The legal response to this trend has, inter alia, produced two important international
instruments that were designed to address key issues associated with CBI. Firstly,
the United Nations Commission on International Trade Law (UNCITRAL) adopted
the UNCITRAL Model Law on Cross-Border Insolvency (the Model Law) in 1997,
which has been adopted by nineteen countries including the United States of
America and South Africa. Secondly, the European Union (EU) adopted the
European Council Regulation on Insolvency Proceedings (EC Regulation) in 2000.

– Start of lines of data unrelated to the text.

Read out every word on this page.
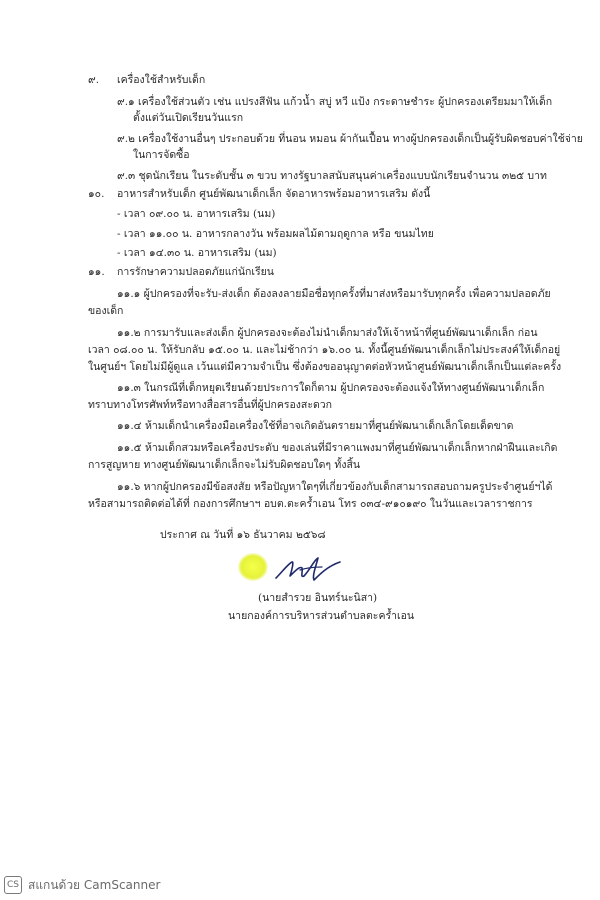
๙. เครื่องใช้สำหรับเด็ก
๙.๑ เครื่องใช้ส่วนตัว เช่น แปรงสีฟัน แก้วน้ำ สบู่ หวี แป้ง กระดาษชำระ ผู้ปกครองเตรียมมาให้เด็ก
ตั้งแต่วันเปิดเรียนวันแรก
๙.๒ เครื่องใช้งานอื่นๆ ประกอบด้วย ที่นอน หมอน ผ้ากันเปื้อน ทางผู้ปกครองเด็กเป็นผู้รับผิดชอบค่าใช้จ่าย
ในการจัดซื้อ
๙.๓ ชุดนักเรียน ในระดับชั้น ๓ ขวบ ทางรัฐบาลสนับสนุนค่าเครื่องแบบนักเรียนจำนวน ๓๒๕ บาท
๑๐. อาหารสำหรับเด็ก ศูนย์พัฒนาเด็กเล็ก จัดอาหารพร้อมอาหารเสริม ดังนี้
- เวลา ๐๙.๐๐ น. อาหารเสริม (นม)
- เวลา ๑๑.๐๐ น. อาหารกลางวัน พร้อมผลไม้ตามฤดูกาล หรือ ขนมไทย
- เวลา ๑๔.๓๐ น. อาหารเสริม (นม)
๑๑. การรักษาความปลอดภัยแก่นักเรียน
๑๑.๑ ผู้ปกครองที่จะรับ-ส่งเด็ก ต้องลงลายมือชื่อทุกครั้งที่มาส่งหรือมารับทุกครั้ง เพื่อความปลอดภัย
ของเด็ก
๑๑.๒ การมารับและส่งเด็ก ผู้ปกครองจะต้องไม่นำเด็กมาส่งให้เจ้าหน้าที่ศูนย์พัฒนาเด็กเล็ก ก่อน
เวลา ๐๘.๐๐ น. ให้รับกลับ ๑๕.๐๐ น. และไม่ช้ากว่า ๑๖.๐๐ น. ทั้งนี้ศูนย์พัฒนาเด็กเล็กไม่ประสงค์ให้เด็กอยู่
ในศูนย์ฯ โดยไม่มีผู้ดูแล เว้นแต่มีความจำเป็น ซึ่งต้องขออนุญาตต่อหัวหน้าศูนย์พัฒนาเด็กเล็กเป็นแต่ละครั้ง
๑๑.๓ ในกรณีที่เด็กหยุดเรียนด้วยประการใดก็ตาม ผู้ปกครองจะต้องแจ้งให้ทางศูนย์พัฒนาเด็กเล็ก
ทราบทางโทรศัพท์หรือทางสื่อสารอื่นที่ผู้ปกครองสะดวก
๑๑.๔ ห้ามเด็กนำเครื่องมือเครื่องใช้ที่อาจเกิดอันตรายมาที่ศูนย์พัฒนาเด็กเล็กโดยเด็ดขาด
๑๑.๕ ห้ามเด็กสวมหรือเครื่องประดับ ของเล่นที่มีราคาแพงมาที่ศูนย์พัฒนาเด็กเล็กหากฝ่าฝืนและเกิด
การสูญหาย ทางศูนย์พัฒนาเด็กเล็กจะไม่รับผิดชอบใดๆ ทั้งสิ้น
๑๑.๖ หากผู้ปกครองมีข้อสงสัย หรือปัญหาใดๆที่เกี่ยวข้องกับเด็กสามารถสอบถามครูประจำศูนย์ฯได้
หรือสามารถติดต่อได้ที่ กองการศึกษาฯ อบต.ตะคร้ำเอน โทร ๐๓๔-๙๑๐๑๙๐ ในวันและเวลาราชการ
ประกาศ ณ วันที่ ๑๖ ธันวาคม ๒๕๖๘
(นายสำรวย อินทร์นะนิสา)
นายกองค์การบริหารส่วนตำบลตะคร้ำเอน
CS สแกนด้วย CamScanner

Both the EC Regulation and Chapter 15 adopt a “modified universalist” approach
towards CBI matters.
Europe and the United States of America are currently the world leaders in the area
of CBI and the CBI legislation adopted and applied in these jurisdictions seems to be
effective. As South Africa’s Cross-Border Insolvency Act is not yet effective, there is no local policy guidance available to insolvency practitioners with regard to the
application of the Model Law. At the basis of this article is the view that an analysis
of the European and American approaches to CBI matters will provide South African
practitioners with valuable insight, knowledge and lessons that could be used to
understand and apply the principles adopted and applied in terms of the EC
Regulation and Chapter 15, specifically the COMI concept, the “establishment”
concept in the case of integrated multinational enterprises and related aspects.